BRCA2, a breast and ovarian tumor suppressor, is required for replication stress suppression through its role in repair of stalled replication forks. Here we report that inefficient resolution of stalled replication forks in absence of BRCA2 results in persistent accumulation of mostly un-phosphorylated RPA32 (at S33, T21 and S4/S8) at stalled replication forks. Furthermore, this ‘persistent’ accumulation of RPA32 coated ssDNA not only results in fork collapse, as marked by increased accumulation of both 53BP1 and Mre11 at the site of stalling, but also leads to suppression of nucleotide excision repair (NER), especially in S phase population. No such persistent RPA32 coated ssDNA is observed in BRCA1 depleted cells, suggesting that this intermediate is exclusive to BRCA2 deficiency. Furthermore, generation of this intermediate was not dependent on Mre11 implying that persistent accumulation of RPA32 coated ssDNA was not a result of excessive DNA processing by Mre11 exonuclease in absence of BRCA2. This is the first report of differences between BRCA1 and BRCA2 role at stalled replication forks. In this report, we also show that BRCA2 heterozygous primary mammary epithelial cells, and not BRCA1 heterozygous cells, are haploinsufficient for nucleotide excision repair. This would imply higher predisposition to skin lesions, including melanoma in BRCA2 mutation carriers. Risk for melanoma is indeed higher in BRCA2 mutation carriers compared to BRCA1 mutation carriers. We further confirmed that there exists a difference in mutational signature in whole genome sequences derived from BRCA1 and BRCA2 tumors, in line with the kind of differences expected if there is an increased NER defect in BRCA2 mutated cells when compared to BRCA1 mutated cells.

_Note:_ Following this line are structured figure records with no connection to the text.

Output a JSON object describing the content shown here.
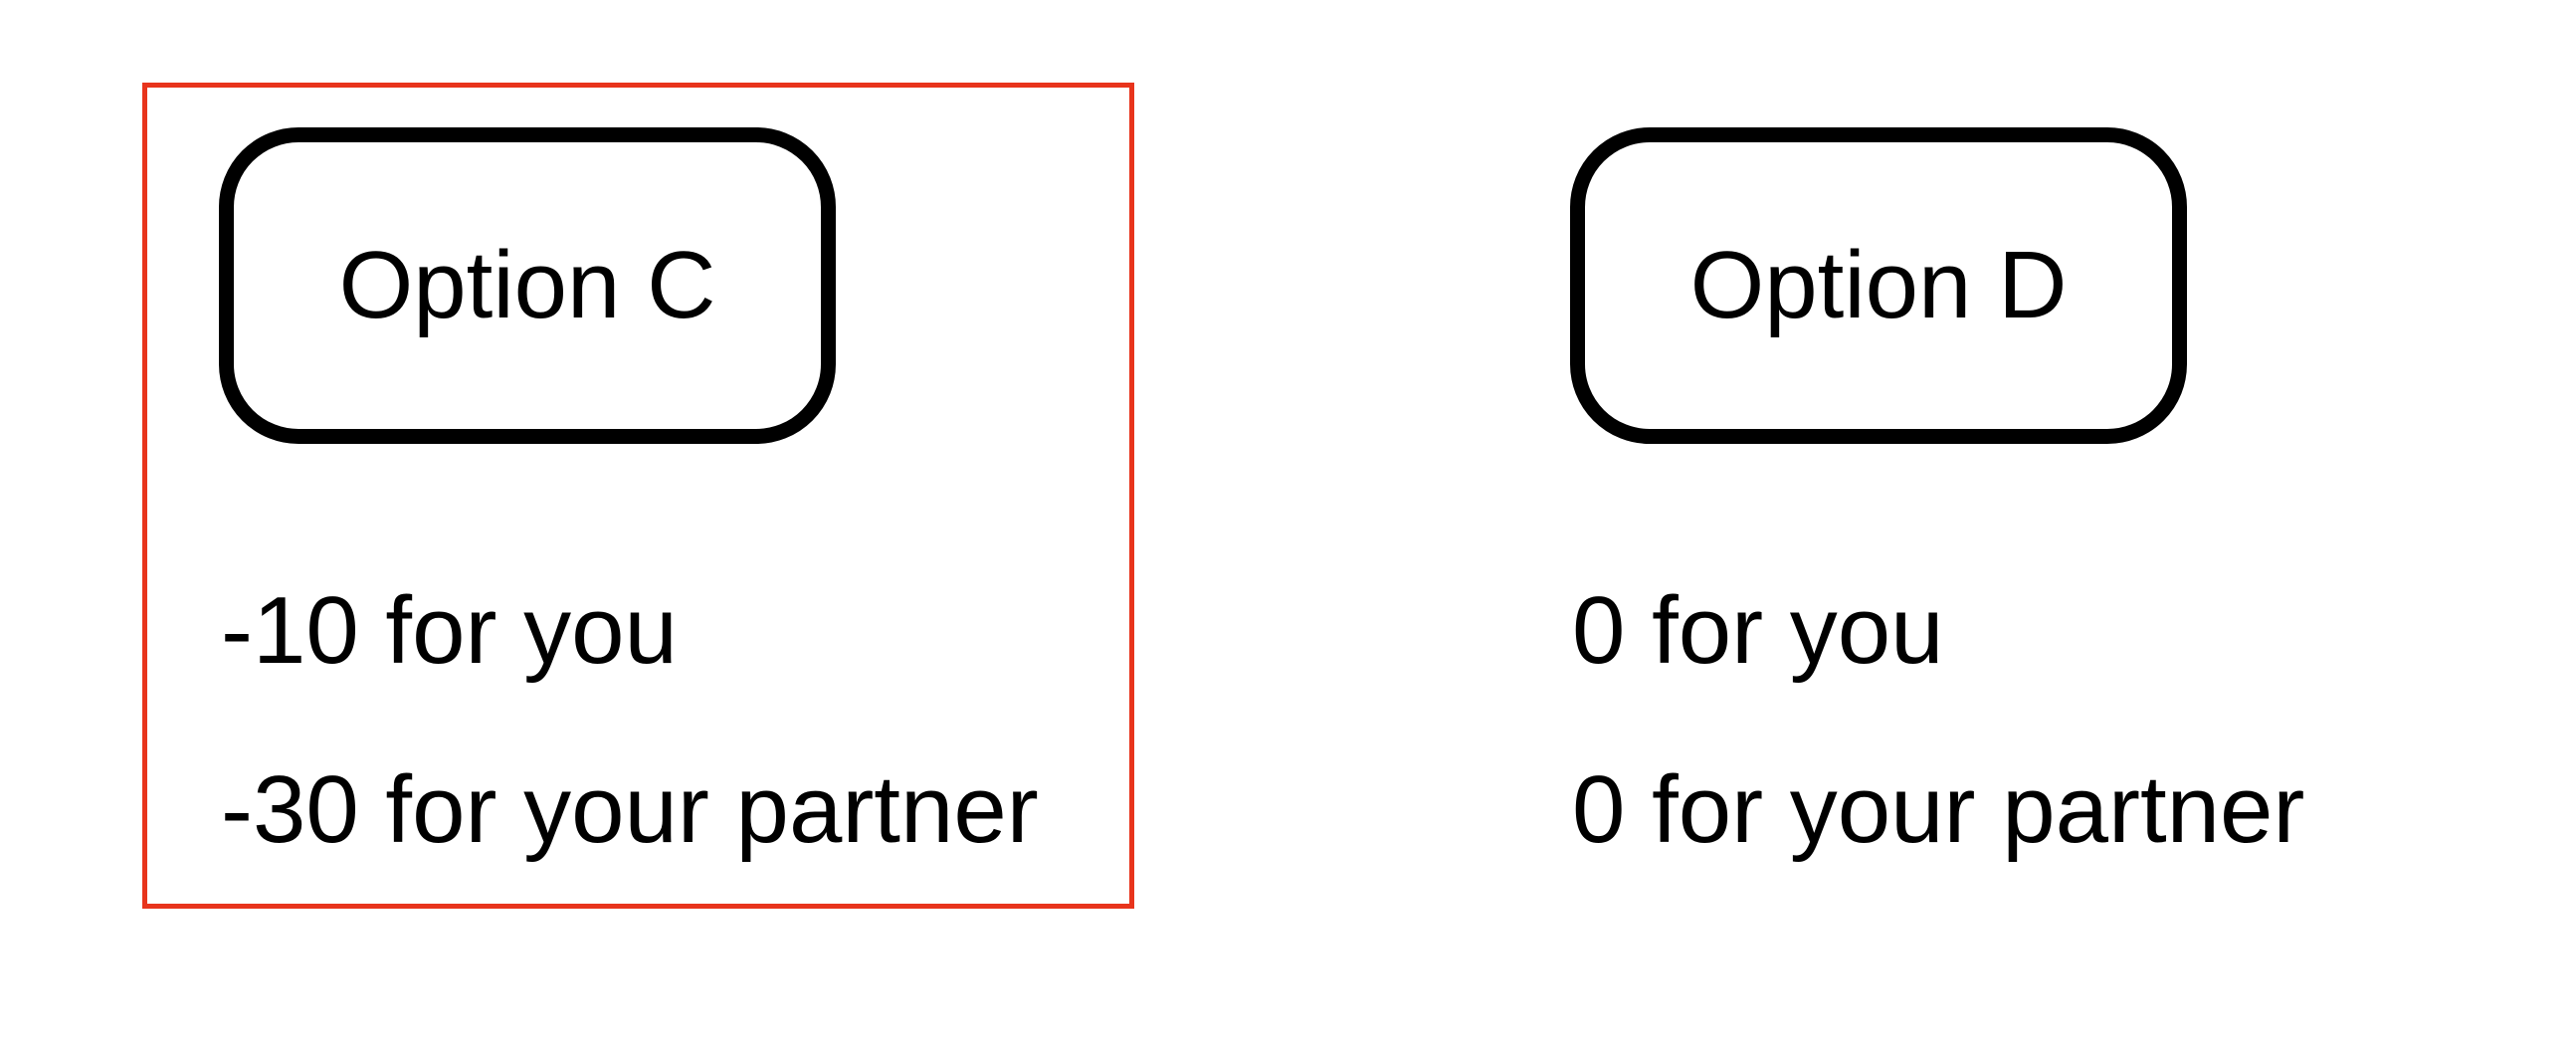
{
  "selection": {
    "highlight_color": "#e8341c",
    "selected_option": "Option C"
  },
  "options": [
    {
      "label": "Option C",
      "payoff_you": "-10 for you",
      "payoff_partner": "-30 for your partner"
    },
    {
      "label": "Option D",
      "payoff_you": "0 for you",
      "payoff_partner": "0 for your partner"
    }
  ]
}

Our findings provide first such DNA repair mechanism based evidence that could potentially explain the differences in BRCA1 and BRCA2 mutation driven risk for melanoma. This mechanistic difference between BRCA1 and BRCA2 response at stalled replication forks, and subsequently a crosstalk with nucleotide excision repair, might also contribute towards other clinical differences observed in BRCA1 and BRCA2 mutation driven breast cancer.

Citation Format: Shailja Pathania, Rachel Reed, Haohui Duan, Aedin Culhane, Judy Garber. BRCA2, and not BRCA1, dependent crosstalk between replication stress suppression and nucleotide excision repair - Clinical implications. [abstract]. In: Proceedings of the 107th Annual Meeting of the American Association for Cancer Research; 2016 Apr 16-20; New Orleans, LA. Philadelphia (PA): AACR; Cancer Res 2016;76(14 Suppl):Abstract nr LB-162.